Нильгау пропел этот куплет дважды, надеясь такой наивной уловкой обратить на него внимание Дика. Но Дик жаждал услышать о прощании моряков с жёнами.
Бесхитростные слова песни звучали, как всплески волн у бортов ветхого пароходика из Лимы, на котором Дик когда-то смешивал краски, предавался любовным утехам, рисовал в полутьме дьяволов и ангелов, зная, что в любое мгновение капитан, ревнивый итальянец, может всадить ему нож между лопаток. Он дрожал, как в лихорадке, от тяги к странствиям, эта болезнь, которая серьёзней многих недугов, признаваемых медициной, вспыхнула, разыгралась, побуждая его, хотя он любил Мейзи больше всего на свете, пуститься в путь, и ему захотелось вновь изведать прежнюю бурную греховную жизнь — драки, брань, азартные игры, ласки ветреных женщин и случайную дружбу; опять подняться на борт корабля, и почувствовать близость моря, и черпать у него вдохновение для новых картин; потолковать с Бина средь песков, подступающих к Порт-Саиду, пока Желтолицая Тина готовит напитки; услышать ружейную пальбу, увидеть, как дым вздымается клубами, редеет и густеет вновь, а потом из него выныривают тёмные лоснящиеся рожи, и средь этого ада каждый должен сам сохранить свою голову и только её, не пренебрегая никаким оружием. Это казалось немыслимым, совершенно немыслимым, но…

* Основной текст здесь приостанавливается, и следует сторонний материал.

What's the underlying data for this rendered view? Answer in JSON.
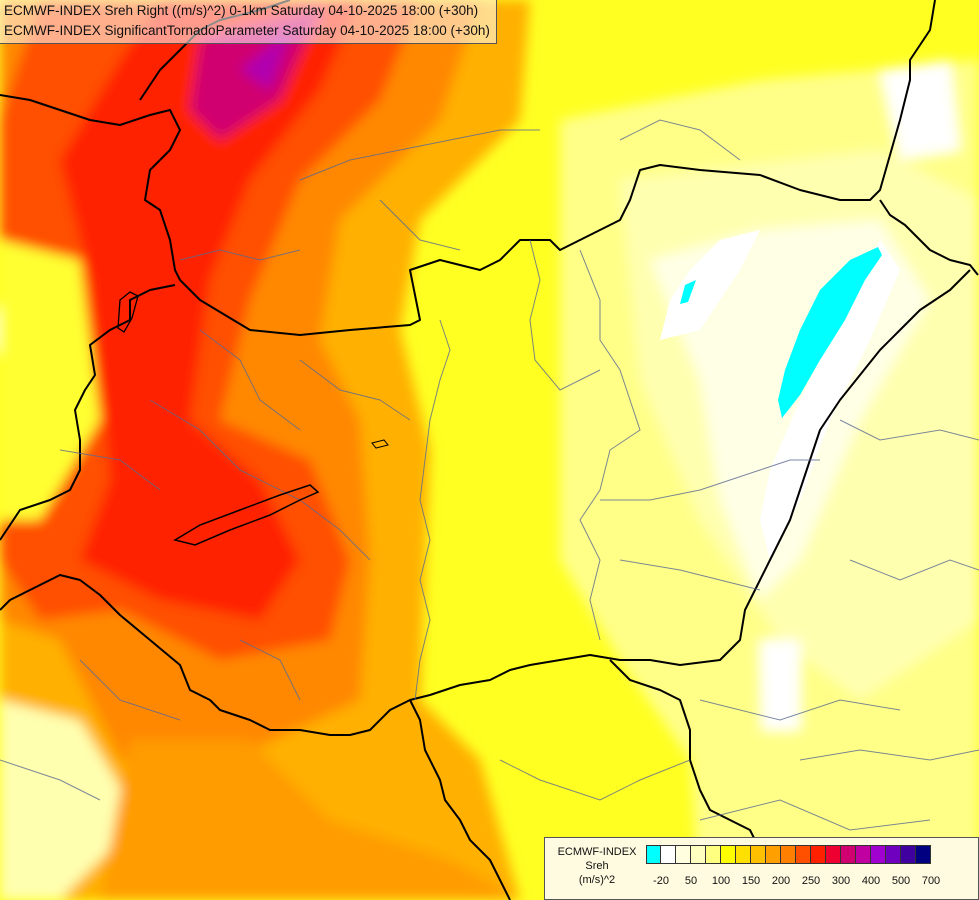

— Так чего же медлить? — спросил Торпенхау, нарушив долгое молчание, воцарившееся после песни.
— Ты же сам, Торп, не так давно отказался от кругосветного путешествия.
— С тех пор прошёл не один месяц, и я возражал лишь против того, чтоб ты старался побольше заработать на путевые расходы. Здесь ты уже расстрелял свои патроны, и все они попали в цель. Езжай, поработай в иных краях да наберись свежих впечатлений.

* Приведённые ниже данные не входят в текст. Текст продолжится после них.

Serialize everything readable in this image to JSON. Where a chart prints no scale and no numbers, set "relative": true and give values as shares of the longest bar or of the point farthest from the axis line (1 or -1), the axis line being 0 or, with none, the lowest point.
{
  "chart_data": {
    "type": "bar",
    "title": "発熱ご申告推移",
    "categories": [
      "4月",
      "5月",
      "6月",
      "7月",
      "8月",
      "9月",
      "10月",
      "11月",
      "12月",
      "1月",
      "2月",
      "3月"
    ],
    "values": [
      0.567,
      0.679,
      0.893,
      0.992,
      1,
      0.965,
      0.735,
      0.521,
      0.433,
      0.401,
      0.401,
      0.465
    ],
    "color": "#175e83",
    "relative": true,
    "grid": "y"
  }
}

— А заодно сгони лишний жирок: ты так растолстел, что даже смотреть противно, — присовокупил Нильгау, вскочив со стула и ухватив Дика за правый бок. — Вон какой стал мягонький — чистое сало, а все от обжорства. Дикки, тебе просто необходимо размяться и сбавить вес.
— Все мы тут зажрались, Нильгау. Вот вы, если вам доведётся ещё раз выступить в поход, шлёпнетесь на землю, поморгаете глазами, а потом вас одолеет одышка и вы помрёте от удара.
— Пустое. Садись на корабль. Плыви снова в Лиму или в Бразилию. В Южной Америке вечно воюют.
— Уж не думаете ли вы, что мне нужны советы, куда ехать? Видит бог, беда лишь в том, что трудно будет остановиться. Но я сказал, что остаюсь, и слово моё верное.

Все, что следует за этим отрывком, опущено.